There’s definitely more to this list, i just probably won’t blog about it. By the way, in case you were wondering why Dancing Rapunzel ends her blog abruptly on May 19th 2010, and why there’s a stupid square thing embedded in the middle of all the text… it’s because my password got hijacked, or something, and after about 35 hours of trying to get back in or get some type of account support, i gave up and was never able to get back in it. I don’t exactly know why that square is there, but IF I COULD GET IN, I COULD FIGURE OUT HOW TO GET RID OF IT. well, i don’t think anyone at the other blog hosting site cares or is listening, but i’ve decided i’m very happy this happened because it is a brand new beginning for me. I can still go back and read some of my old posts, as a guest.

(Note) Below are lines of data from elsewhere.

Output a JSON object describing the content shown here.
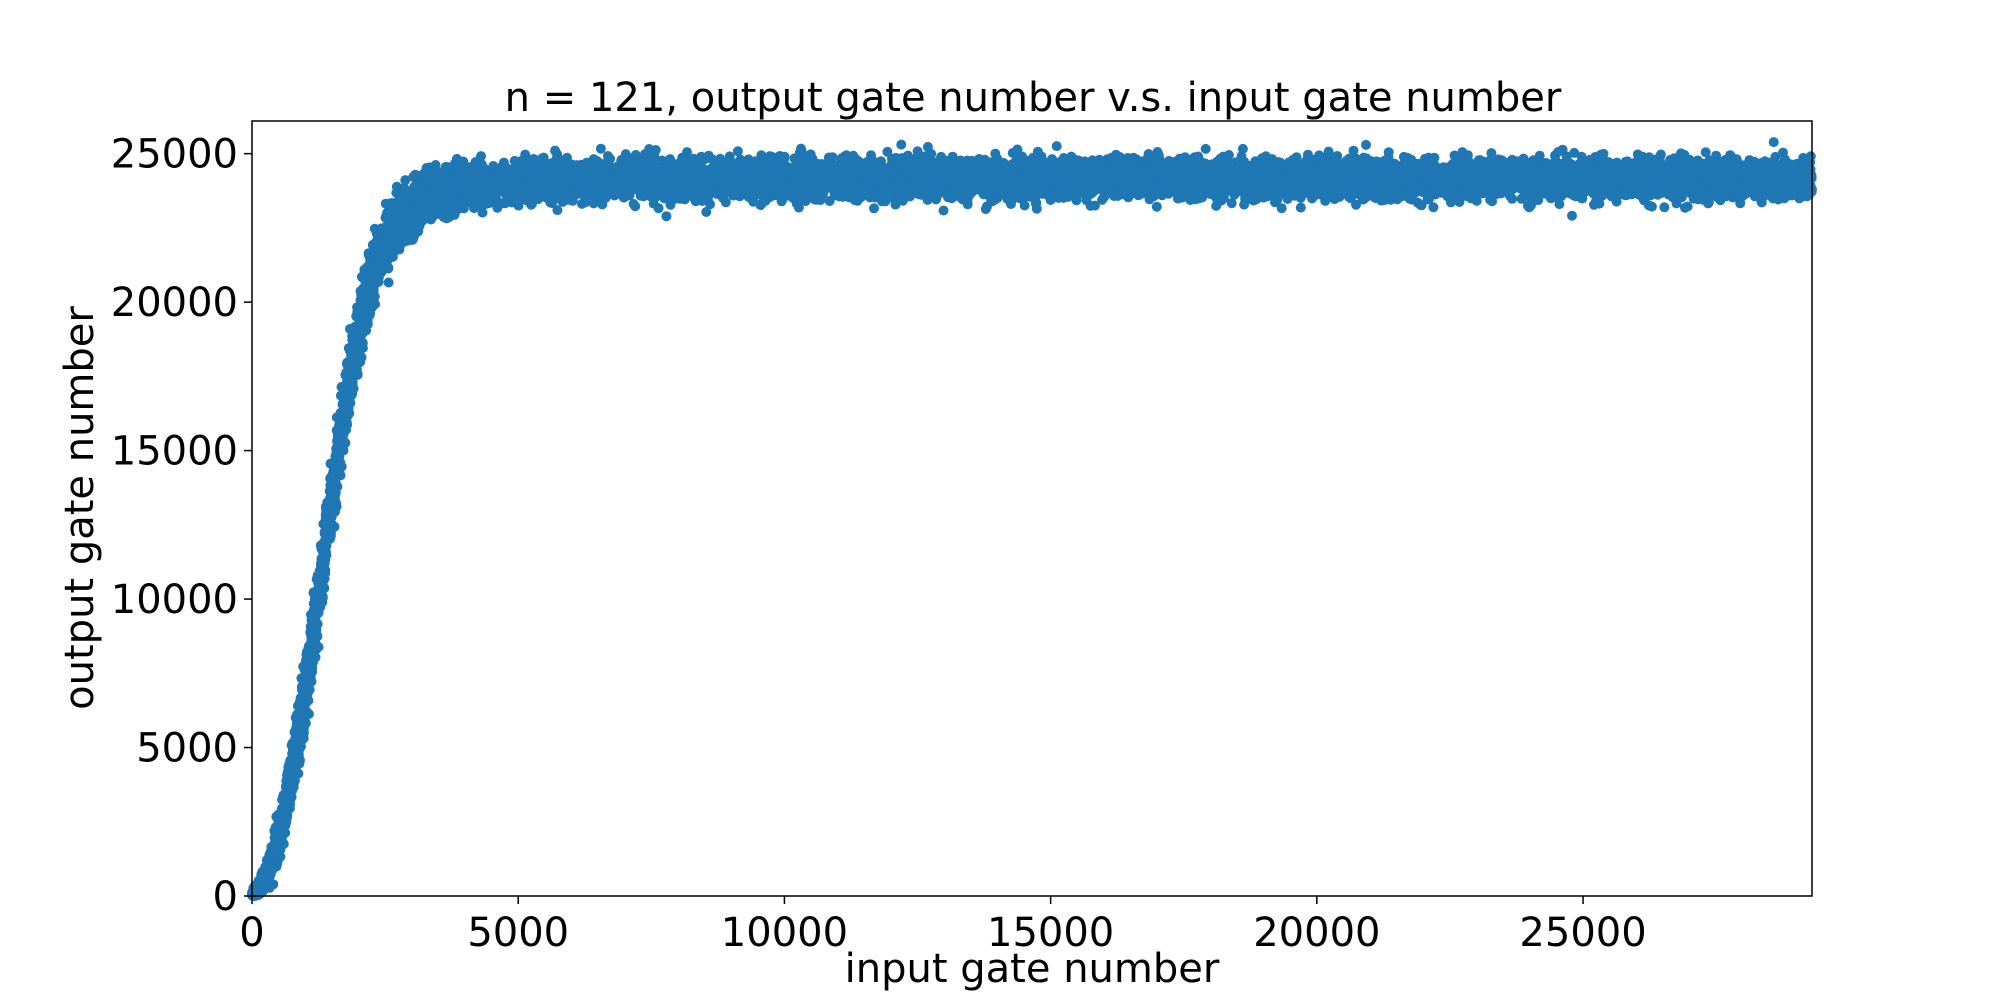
{
  "chart_data": {
    "type": "scatter",
    "title": "n = 121, output gate number v.s. input gate number",
    "xlabel": "input gate number",
    "ylabel": "output gate number",
    "xlim": [
      0,
      29300
    ],
    "ylim": [
      0,
      26100
    ],
    "xticks": [
      {
        "value": 0,
        "label": "0"
      },
      {
        "value": 5000,
        "label": "5000"
      },
      {
        "value": 10000,
        "label": "10000"
      },
      {
        "value": 15000,
        "label": "15000"
      },
      {
        "value": 20000,
        "label": "20000"
      },
      {
        "value": 25000,
        "label": "25000"
      }
    ],
    "yticks": [
      {
        "value": 0,
        "label": "0"
      },
      {
        "value": 5000,
        "label": "5000"
      },
      {
        "value": 10000,
        "label": "10000"
      },
      {
        "value": 15000,
        "label": "15000"
      },
      {
        "value": 20000,
        "label": "20000"
      },
      {
        "value": 25000,
        "label": "25000"
      }
    ],
    "grid": false,
    "marker_color": "#1f77b4",
    "series": [
      {
        "x": [
          0,
          150,
          300,
          450,
          600,
          750,
          900,
          1050,
          1200,
          1350,
          1500,
          1650,
          1800,
          1950,
          2100,
          2250,
          2400,
          2600,
          2800,
          3000,
          3200,
          3400,
          3600,
          3800,
          4000,
          4300,
          4600,
          5000,
          5500,
          6000,
          6500,
          7000,
          7500,
          8000,
          8500,
          9000,
          9500,
          10000,
          11000,
          12000,
          13000,
          14000,
          15000,
          16000,
          17000,
          18000,
          19000,
          20000,
          21000,
          22000,
          23000,
          24000,
          25000,
          26000,
          27000,
          28000,
          29000
        ],
        "y": [
          0,
          300,
          800,
          1600,
          2700,
          4100,
          5700,
          7500,
          9400,
          11400,
          13400,
          15300,
          17000,
          18500,
          19800,
          20800,
          21600,
          22300,
          22800,
          23100,
          23400,
          23600,
          23700,
          23800,
          23900,
          23950,
          24000,
          24050,
          24100,
          24100,
          24100,
          24150,
          24150,
          24150,
          24150,
          24150,
          24150,
          24150,
          24150,
          24150,
          24150,
          24150,
          24150,
          24150,
          24150,
          24150,
          24150,
          24150,
          24150,
          24150,
          24150,
          24150,
          24150,
          24150,
          24150,
          24150,
          24150
        ],
        "spread": [
          150,
          250,
          400,
          550,
          700,
          800,
          900,
          950,
          1000,
          1000,
          1000,
          1000,
          1000,
          950,
          900,
          850,
          800,
          750,
          700,
          650,
          600,
          600,
          600,
          600,
          600,
          600,
          600,
          600,
          600,
          600,
          600,
          600,
          600,
          600,
          600,
          600,
          600,
          600,
          600,
          600,
          600,
          600,
          600,
          600,
          600,
          600,
          600,
          600,
          600,
          600,
          600,
          600,
          600,
          600,
          600,
          600,
          600
        ]
      }
    ]
  }
}
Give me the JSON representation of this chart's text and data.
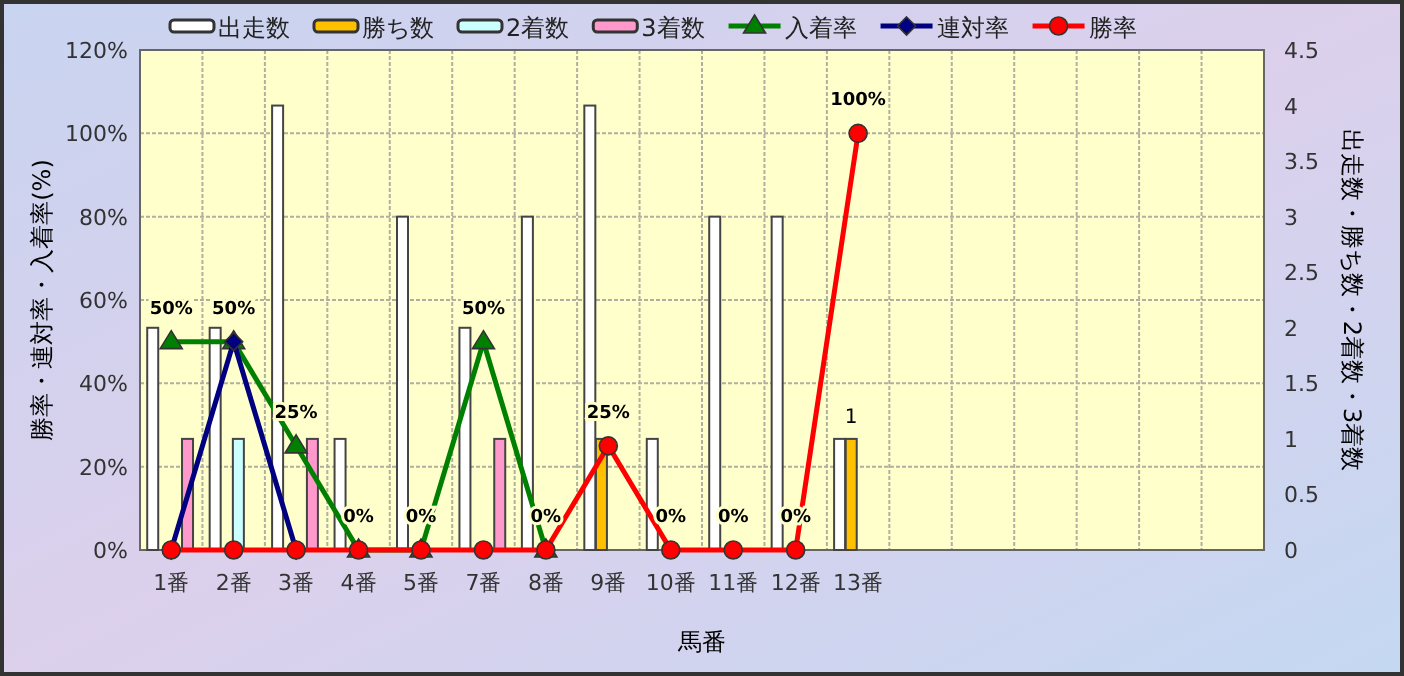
{
  "chart_data": {
    "type": "bar",
    "xlabel": "馬番",
    "ylabel": "勝率・連対率・入着率(%)",
    "y2label": "出走数・勝ち数・2着数・3着数",
    "categories": [
      "1番",
      "2番",
      "3番",
      "4番",
      "5番",
      "7番",
      "8番",
      "9番",
      "10番",
      "11番",
      "12番",
      "13番",
      null,
      null,
      null,
      null,
      null,
      null
    ],
    "series": [
      {
        "name": "出走数",
        "axis": "y2",
        "color": "#ffffff",
        "values": [
          2,
          2,
          4,
          1,
          3,
          2,
          3,
          4,
          1,
          3,
          3,
          1,
          null,
          null,
          null,
          null,
          null,
          null
        ]
      },
      {
        "name": "勝ち数",
        "axis": "y2",
        "color": "#ffc000",
        "values": [
          null,
          null,
          null,
          null,
          null,
          null,
          null,
          1,
          null,
          null,
          null,
          1,
          null,
          null,
          null,
          null,
          null,
          null
        ],
        "value_labels": [
          null,
          null,
          null,
          null,
          null,
          null,
          null,
          null,
          null,
          null,
          null,
          "1",
          null,
          null,
          null,
          null,
          null,
          null
        ]
      },
      {
        "name": "2着数",
        "axis": "y2",
        "color": "#ccffff",
        "values": [
          null,
          1,
          null,
          null,
          null,
          null,
          null,
          null,
          null,
          null,
          null,
          null,
          null,
          null,
          null,
          null,
          null,
          null
        ]
      },
      {
        "name": "3着数",
        "axis": "y2",
        "color": "#ff99cc",
        "values": [
          1,
          null,
          1,
          null,
          null,
          1,
          null,
          null,
          null,
          null,
          null,
          null,
          null,
          null,
          null,
          null,
          null,
          null
        ]
      },
      {
        "name": "入着率",
        "type": "line",
        "marker": "triangle",
        "color": "#008000",
        "values": [
          50,
          50,
          25,
          0,
          0,
          50,
          0,
          null,
          null,
          null,
          null,
          null,
          null,
          null,
          null,
          null,
          null,
          null
        ],
        "value_labels": [
          "50%",
          "50%",
          "25%",
          "0%",
          "0%",
          "50%",
          "0%",
          null,
          null,
          null,
          null,
          null,
          null,
          null,
          null,
          null,
          null,
          null
        ]
      },
      {
        "name": "連対率",
        "type": "line",
        "marker": "diamond",
        "color": "#000080",
        "values": [
          0,
          50,
          0,
          null,
          null,
          null,
          null,
          null,
          null,
          null,
          null,
          null,
          null,
          null,
          null,
          null,
          null,
          null
        ]
      },
      {
        "name": "勝率",
        "type": "line",
        "marker": "circle",
        "color": "#ff0000",
        "values": [
          0,
          0,
          0,
          0,
          0,
          0,
          0,
          25,
          0,
          0,
          0,
          100,
          null,
          null,
          null,
          null,
          null,
          null
        ],
        "value_labels": [
          null,
          null,
          null,
          null,
          null,
          null,
          null,
          "25%",
          "0%",
          "0%",
          "0%",
          "100%",
          null,
          null,
          null,
          null,
          null,
          null
        ]
      }
    ],
    "ylim": [
      0,
      120
    ],
    "yticks": [
      {
        "value": 0,
        "label": "0%"
      },
      {
        "value": 20,
        "label": "20%"
      },
      {
        "value": 40,
        "label": "40%"
      },
      {
        "value": 60,
        "label": "60%"
      },
      {
        "value": 80,
        "label": "80%"
      },
      {
        "value": 100,
        "label": "100%"
      },
      {
        "value": 120,
        "label": "120%"
      }
    ],
    "y2lim": [
      0,
      4.5
    ],
    "y2ticks": [
      0,
      0.5,
      1,
      1.5,
      2,
      2.5,
      3,
      3.5,
      4,
      4.5
    ],
    "grid": true,
    "legend": "top"
  }
}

But for now it’s new boobs, new job, new life, new blog. whoa… my blogging is like mirroring my real life. trippy.
anyway, about that new dress. it’s sky blue, with daisies all over it. It’s the one i wear in my most beautiful dream… the dream where i make art and take photos all day, every day… where David Bromstad, Antonio Ballitore & Chewy have all collaborated to design my home, where I like myself and i love my body (rockin or not), and where i’m surrounded by the people i love. oh and there’s cupcakes, lots of perfectly delicious cupcakes.
here is a sketch in my journal. i started making these portraits a few months ago. some are self-portraits, some are portraits of other women i’ve known, and most are a combination of both. Sometimes i do get bummed because i’ve gained some weight, or because the chemo claimed my long pretty hair. i draw the portraits when i just want to feel pretty again, and lipstick isn’t helping.
p.s. please self exam and get a mammogram! … and don’t forget to ask the doc if you’re dense!